The other person may also disagree with your chosen means of trying to help. This could happen if you put in a good word for a colleague without checking whether they wished to advance purely on merit, or if your action might have created a sense of obligation they dislike.
Even if you want the best for someone, it’s arrogant to act without at least trying to think things through from their point of view. The fact that you were only trying to help won’t always help.
Sometimes intentions don’t count for much, but they almost always count for something. We’re likely to be angrier at a person who meant harm and succeeded than one who meant well but failed. However, it seems we’re not consistent in how we decide what people intended.
This has been demonstrated by Joshua Knobe, a pioneer in the fledgling field of experimental philosophy. In one experiment, he presents subjects with a scenario in which a chief executive proposes a new programme but is told it would harm the environment. Her blunt reply is: “I don’t care. I just want to make as much profit as I can.” And so the programme goes ahead.

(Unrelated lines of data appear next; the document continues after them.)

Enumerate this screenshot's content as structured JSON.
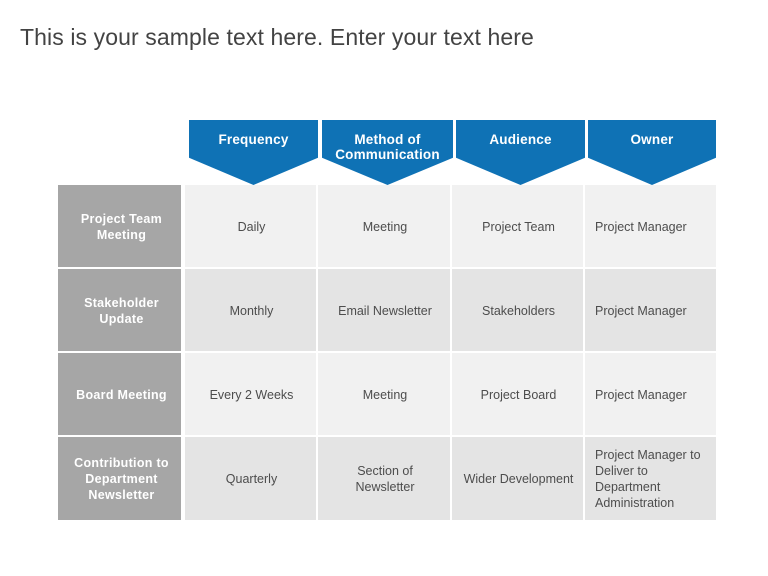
{
  "title": "This is your sample text here. Enter your text here",
  "theme": {
    "accent_blue": "#0f72b5",
    "label_gray": "#a6a6a6",
    "row_light": "#f1f1f1",
    "row_dark": "#e4e4e4",
    "title_color": "#434343",
    "cell_text": "#4d4d4d",
    "background": "#ffffff"
  },
  "table": {
    "headers": [
      "Frequency",
      "Method of\nCommunication",
      "Audience",
      "Owner"
    ],
    "headers_display": [
      "Frequency",
      "Method of Communication",
      "Audience",
      "Owner"
    ],
    "header_line1": [
      "Frequency",
      "Method of",
      "Audience",
      "Owner"
    ],
    "header_line2": [
      "",
      "Communication",
      "",
      ""
    ],
    "rows": [
      {
        "label": "Project Team Meeting",
        "label_line1": "Project Team",
        "label_line2": "Meeting",
        "cells": [
          "Daily",
          "Meeting",
          "Project Team",
          "Project Manager"
        ]
      },
      {
        "label": "Stakeholder Update",
        "label_line1": "Stakeholder",
        "label_line2": "Update",
        "cells": [
          "Monthly",
          "Email Newsletter",
          "Stakeholders",
          "Project Manager"
        ]
      },
      {
        "label": "Board Meeting",
        "label_line1": "Board Meeting",
        "label_line2": "",
        "cells": [
          "Every 2 Weeks",
          "Meeting",
          "Project Board",
          "Project Manager"
        ]
      },
      {
        "label": "Contribution to Department Newsletter",
        "label_line1": "Contribution  to",
        "label_line2": "Department",
        "label_line3": "Newsletter",
        "cells": [
          "Quarterly",
          "Section of Newsletter",
          "Wider Development",
          "Project Manager to Deliver to Department Administration"
        ]
      }
    ]
  }
}
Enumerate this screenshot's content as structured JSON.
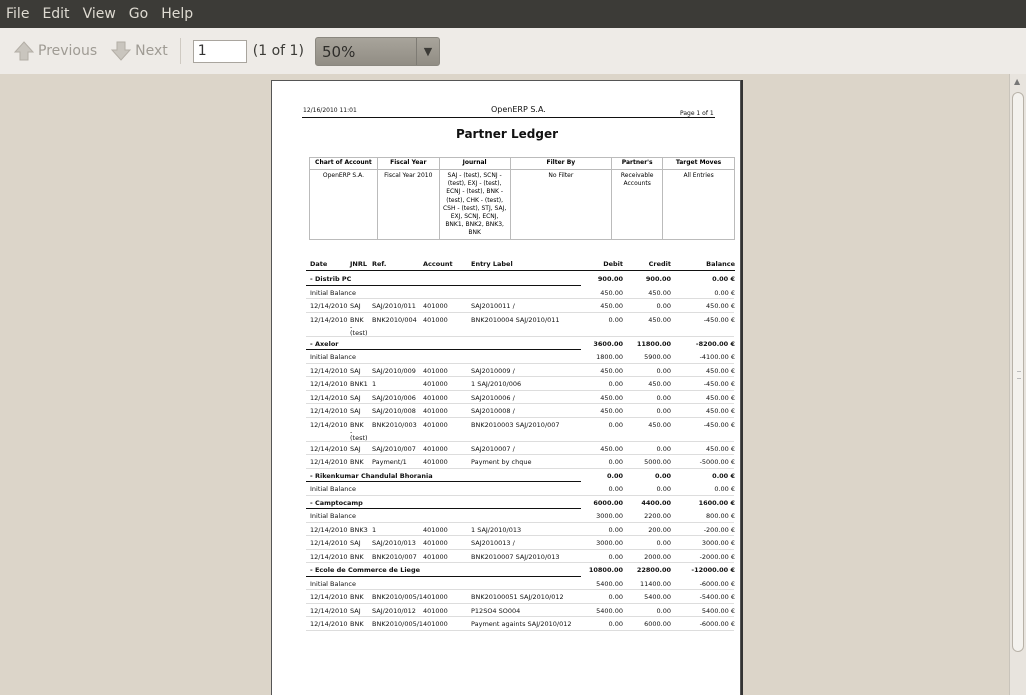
{
  "menu": [
    "File",
    "Edit",
    "View",
    "Go",
    "Help"
  ],
  "toolbar": {
    "previous": "Previous",
    "next": "Next",
    "page_value": "1",
    "page_of": "(1 of 1)",
    "zoom": "50%"
  },
  "doc": {
    "date": "12/16/2010  11:01",
    "company": "OpenERP S.A.",
    "page": "Page 1 of 1",
    "title": "Partner Ledger",
    "filters": {
      "headers": [
        "Chart of Account",
        "Fiscal Year",
        "Journal",
        "Filter By",
        "Partner's",
        "Target Moves"
      ],
      "values": [
        "OpenERP S.A.",
        "Fiscal Year 2010",
        "SAJ - (test), SCNJ - (test), EXJ - (test), ECNJ - (test), BNK - (test), CHK - (test), CSH - (test), STJ, SAJ, EXJ, SCNJ, ECNJ, BNK1, BNK2, BNK3, BNK",
        "No Filter",
        "Receivable Accounts",
        "All Entries"
      ]
    },
    "columns": [
      "Date",
      "JNRL",
      "Ref.",
      "Account",
      "Entry Label",
      "Debit",
      "Credit",
      "Balance"
    ],
    "rows": [
      {
        "t": "partner",
        "date": "- Distrib PC",
        "debit": "900.00",
        "credit": "900.00",
        "balance": "0.00 €"
      },
      {
        "t": "init",
        "date": "Initial Balance",
        "debit": "450.00",
        "credit": "450.00",
        "balance": "0.00 €"
      },
      {
        "t": "line",
        "date": "12/14/2010",
        "jnrl": "SAJ",
        "ref": "SAJ/2010/011",
        "acc": "401000",
        "label": "SAJ2010011 /",
        "debit": "450.00",
        "credit": "0.00",
        "balance": "450.00 €"
      },
      {
        "t": "line",
        "date": "12/14/2010",
        "jnrl": "BNK",
        "ref": "BNK2010/004",
        "acc": "401000",
        "label": "BNK2010004 SAJ/2010/011",
        "debit": "0.00",
        "credit": "450.00",
        "balance": "-450.00 €",
        "x1": "-",
        "x2": "(test)"
      },
      {
        "t": "partner",
        "date": "- Axelor",
        "debit": "3600.00",
        "credit": "11800.00",
        "balance": "-8200.00 €"
      },
      {
        "t": "init",
        "date": "Initial Balance",
        "debit": "1800.00",
        "credit": "5900.00",
        "balance": "-4100.00 €"
      },
      {
        "t": "line",
        "date": "12/14/2010",
        "jnrl": "SAJ",
        "ref": "SAJ/2010/009",
        "acc": "401000",
        "label": "SAJ2010009 /",
        "debit": "450.00",
        "credit": "0.00",
        "balance": "450.00 €"
      },
      {
        "t": "line",
        "date": "12/14/2010",
        "jnrl": "BNK1",
        "ref": "1",
        "acc": "401000",
        "label": "1 SAJ/2010/006",
        "debit": "0.00",
        "credit": "450.00",
        "balance": "-450.00 €"
      },
      {
        "t": "line",
        "date": "12/14/2010",
        "jnrl": "SAJ",
        "ref": "SAJ/2010/006",
        "acc": "401000",
        "label": "SAJ2010006 /",
        "debit": "450.00",
        "credit": "0.00",
        "balance": "450.00 €"
      },
      {
        "t": "line",
        "date": "12/14/2010",
        "jnrl": "SAJ",
        "ref": "SAJ/2010/008",
        "acc": "401000",
        "label": "SAJ2010008 /",
        "debit": "450.00",
        "credit": "0.00",
        "balance": "450.00 €"
      },
      {
        "t": "line",
        "date": "12/14/2010",
        "jnrl": "BNK",
        "ref": "BNK2010/003",
        "acc": "401000",
        "label": "BNK2010003 SAJ/2010/007",
        "debit": "0.00",
        "credit": "450.00",
        "balance": "-450.00 €",
        "x1": "-",
        "x2": "(test)"
      },
      {
        "t": "line",
        "date": "12/14/2010",
        "jnrl": "SAJ",
        "ref": "SAJ/2010/007",
        "acc": "401000",
        "label": "SAJ2010007 /",
        "debit": "450.00",
        "credit": "0.00",
        "balance": "450.00 €"
      },
      {
        "t": "line",
        "date": "12/14/2010",
        "jnrl": "BNK",
        "ref": "Payment/1",
        "acc": "401000",
        "label": "Payment by chque",
        "debit": "0.00",
        "credit": "5000.00",
        "balance": "-5000.00 €"
      },
      {
        "t": "partner",
        "date": "- Rikenkumar Chandulal Bhorania",
        "debit": "0.00",
        "credit": "0.00",
        "balance": "0.00 €"
      },
      {
        "t": "init",
        "date": "Initial Balance",
        "debit": "0.00",
        "credit": "0.00",
        "balance": "0.00 €"
      },
      {
        "t": "partner",
        "date": "- Camptocamp",
        "debit": "6000.00",
        "credit": "4400.00",
        "balance": "1600.00 €"
      },
      {
        "t": "init",
        "date": "Initial Balance",
        "debit": "3000.00",
        "credit": "2200.00",
        "balance": "800.00 €"
      },
      {
        "t": "line",
        "date": "12/14/2010",
        "jnrl": "BNK3",
        "ref": "1",
        "acc": "401000",
        "label": "1 SAJ/2010/013",
        "debit": "0.00",
        "credit": "200.00",
        "balance": "-200.00 €"
      },
      {
        "t": "line",
        "date": "12/14/2010",
        "jnrl": "SAJ",
        "ref": "SAJ/2010/013",
        "acc": "401000",
        "label": "SAJ2010013 /",
        "debit": "3000.00",
        "credit": "0.00",
        "balance": "3000.00 €"
      },
      {
        "t": "line",
        "date": "12/14/2010",
        "jnrl": "BNK",
        "ref": "BNK2010/007",
        "acc": "401000",
        "label": "BNK2010007 SAJ/2010/013",
        "debit": "0.00",
        "credit": "2000.00",
        "balance": "-2000.00 €"
      },
      {
        "t": "partner",
        "date": "- Ecole de Commerce de Liege",
        "debit": "10800.00",
        "credit": "22800.00",
        "balance": "-12000.00 €"
      },
      {
        "t": "init",
        "date": "Initial Balance",
        "debit": "5400.00",
        "credit": "11400.00",
        "balance": "-6000.00 €"
      },
      {
        "t": "line",
        "date": "12/14/2010",
        "jnrl": "BNK",
        "ref": "BNK2010/005/1",
        "acc": "401000",
        "label": "BNK20100051 SAJ/2010/012",
        "debit": "0.00",
        "credit": "5400.00",
        "balance": "-5400.00 €"
      },
      {
        "t": "line",
        "date": "12/14/2010",
        "jnrl": "SAJ",
        "ref": "SAJ/2010/012",
        "acc": "401000",
        "label": "P12SO4 SO004",
        "debit": "5400.00",
        "credit": "0.00",
        "balance": "5400.00 €"
      },
      {
        "t": "line",
        "date": "12/14/2010",
        "jnrl": "BNK",
        "ref": "BNK2010/005/1",
        "acc": "401000",
        "label": "Payment againts SAJ/2010/012",
        "debit": "0.00",
        "credit": "6000.00",
        "balance": "-6000.00 €"
      }
    ]
  }
}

When asked if she intentionally harmed the environment, about four-fifths say she did. However, if the word “harm” in the original scenario is replaced with “help”, roughly the same proportion say she didn’t act intentionally.
“The Knobe Effect” has generated a huge literature. Much of it assumes an illogical cognitive distortion. In both cases, the ecological consequences just weren’t part of the CEO’s thinking. So why blame her for bad consequences but not praise her for good ones?
Well, we often rightly hold people responsible for the foreseeable side effects of their actions. It’s no defence to claim you didn’t want to run over a pedestrian – you were simply in a hurry and they were in the way. But although we need to discourage people from causing foreseeable but unintended harm, we have no similar need to encourage them to do foreseeable but unintended good. This is an asymmetry, not an inconsistency.
That difference is reflected in how we attribute intention. When people are aware of the consequences of their actions but give little thought to them, there’s some ambiguity as to whether they acted intentionally or not. There is nothing to be gained by calling the action intentional when the result is good – but people who do not consider the bad consequences of their actions enough need to be held to account. Sometimes it’s the wilful lack of thought that counts.